La Escritura, entonces, es en última instancia análoga a este camino; su propósito es la revelación de Dios, y por lo tanto, también es análoga a lo que revela: Cristo como el Verbo divino a través del cual este camino se abre ante nosotros. Orígenes consideraba los errores o problemas evidentes del texto corpóreo como meras señales de que debíamos profundizar en el alma y, en última instancia, en el significado espiritual, como parte del proceso de nuestro propio progreso en sabiduría y fe.

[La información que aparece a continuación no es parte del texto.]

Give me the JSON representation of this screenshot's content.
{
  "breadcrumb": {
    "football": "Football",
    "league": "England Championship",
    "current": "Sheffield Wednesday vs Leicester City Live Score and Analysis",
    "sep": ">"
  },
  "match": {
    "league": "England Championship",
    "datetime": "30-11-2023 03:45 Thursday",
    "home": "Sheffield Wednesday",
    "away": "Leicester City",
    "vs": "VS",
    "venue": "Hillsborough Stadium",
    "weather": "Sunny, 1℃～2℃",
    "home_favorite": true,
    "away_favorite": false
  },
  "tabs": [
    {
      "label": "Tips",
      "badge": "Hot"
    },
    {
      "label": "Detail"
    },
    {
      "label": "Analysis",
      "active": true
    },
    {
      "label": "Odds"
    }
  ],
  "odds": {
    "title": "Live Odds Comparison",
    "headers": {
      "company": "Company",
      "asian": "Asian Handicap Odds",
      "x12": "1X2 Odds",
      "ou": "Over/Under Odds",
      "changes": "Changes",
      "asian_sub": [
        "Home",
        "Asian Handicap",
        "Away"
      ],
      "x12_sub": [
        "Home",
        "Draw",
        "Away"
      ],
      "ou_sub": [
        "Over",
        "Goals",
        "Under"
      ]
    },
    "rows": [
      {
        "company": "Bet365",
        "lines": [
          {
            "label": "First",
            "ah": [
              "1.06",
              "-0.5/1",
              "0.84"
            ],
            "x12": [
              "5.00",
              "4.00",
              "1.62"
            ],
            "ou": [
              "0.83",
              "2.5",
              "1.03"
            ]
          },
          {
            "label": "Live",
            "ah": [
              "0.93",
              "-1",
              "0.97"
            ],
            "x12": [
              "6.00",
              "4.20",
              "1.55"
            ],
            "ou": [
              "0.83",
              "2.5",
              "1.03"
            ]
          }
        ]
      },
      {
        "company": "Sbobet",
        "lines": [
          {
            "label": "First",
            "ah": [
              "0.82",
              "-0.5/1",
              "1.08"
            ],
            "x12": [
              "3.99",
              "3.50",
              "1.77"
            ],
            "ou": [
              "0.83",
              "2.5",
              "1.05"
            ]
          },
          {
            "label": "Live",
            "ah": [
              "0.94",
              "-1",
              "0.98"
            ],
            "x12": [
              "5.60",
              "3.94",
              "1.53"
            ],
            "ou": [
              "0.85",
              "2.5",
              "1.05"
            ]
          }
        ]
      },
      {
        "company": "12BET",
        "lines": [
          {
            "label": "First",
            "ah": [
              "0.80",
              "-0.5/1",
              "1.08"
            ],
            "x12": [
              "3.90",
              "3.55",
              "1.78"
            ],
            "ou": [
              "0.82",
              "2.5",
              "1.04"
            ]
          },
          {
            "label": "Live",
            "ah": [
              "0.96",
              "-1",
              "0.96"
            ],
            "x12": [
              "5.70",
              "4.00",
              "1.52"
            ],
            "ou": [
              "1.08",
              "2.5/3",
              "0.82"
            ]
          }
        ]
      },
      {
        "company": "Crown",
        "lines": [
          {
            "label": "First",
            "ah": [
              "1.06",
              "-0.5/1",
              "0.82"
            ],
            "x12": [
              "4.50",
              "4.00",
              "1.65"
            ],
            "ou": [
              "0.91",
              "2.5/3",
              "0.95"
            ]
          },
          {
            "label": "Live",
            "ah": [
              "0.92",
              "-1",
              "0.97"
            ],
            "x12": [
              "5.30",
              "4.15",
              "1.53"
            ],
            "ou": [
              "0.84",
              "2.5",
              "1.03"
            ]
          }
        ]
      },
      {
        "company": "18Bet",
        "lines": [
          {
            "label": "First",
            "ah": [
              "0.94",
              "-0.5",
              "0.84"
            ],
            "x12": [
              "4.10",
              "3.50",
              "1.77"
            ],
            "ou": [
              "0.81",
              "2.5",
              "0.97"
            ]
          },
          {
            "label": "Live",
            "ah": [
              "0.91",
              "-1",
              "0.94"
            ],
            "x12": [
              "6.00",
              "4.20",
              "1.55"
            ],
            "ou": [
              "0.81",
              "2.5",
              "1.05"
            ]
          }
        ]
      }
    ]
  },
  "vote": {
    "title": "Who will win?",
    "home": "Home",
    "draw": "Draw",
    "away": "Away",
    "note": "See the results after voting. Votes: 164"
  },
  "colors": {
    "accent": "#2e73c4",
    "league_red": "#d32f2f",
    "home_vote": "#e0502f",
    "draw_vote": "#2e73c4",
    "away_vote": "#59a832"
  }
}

La lectura de la Escritura no es un proceso historiográfico, que puede ser necesario e interesante en ocasiones, pero ese no es el propósito de la Escritura, y si hemos de comprender la infalibilidad como algo significativo, es que, en su conjunto, toda la Escritura está orientada a este propósito. Los pasajes difíciles y confusos deberían llevarnos a buscar respuestas en aquellas partes de los textos que se revelan con claridad, para interpretarlos a la luz de esta.

Esto debería darnos una visión más elevada de las Escrituras y su naturaleza como revelación infalible, tanto en lo que respecta a su propósito como al contrarrestar la presión de insistir en que defender la infalibilidad equivale a defender hechos literales sin los cuales todo se desmorona. Esto no significa que no haya hechos literales que defender, pero, como señala Orígenes, si nos parece evidente que los textos son míticos o alegóricos; hay motivos suficientes para asumir lo obvio y considerar esa perspectiva no como más pobre, sino más rica, precisamente porque nos abre a su significado revelado. Todos los cristianos, en cierta medida, aceptan esto; incluso los literalistas evangélicos más fervientes predican a partir de textos bíblicos como si su significado importara como un conjunto de imágenes que, en última instancia, relatan algo sobre nuestra relación con Dios en este momento. La perspectiva de Orígenes simplemente lo deja claro y revela que la Escritura está orientada, en última instancia, hacia un fin: «Porque esta renovación del cielo y de la tierra, la transmutación de la forma de este mundo y el cambio de los cielos, sin duda estarán preparados para aquellos que, recorriendo el camino que hemos indicado, se dirigen hacia ese fin de bienaventuranza, al que incluso los enemigos están sujetos, en el cual se dice que Dios es todo en todos».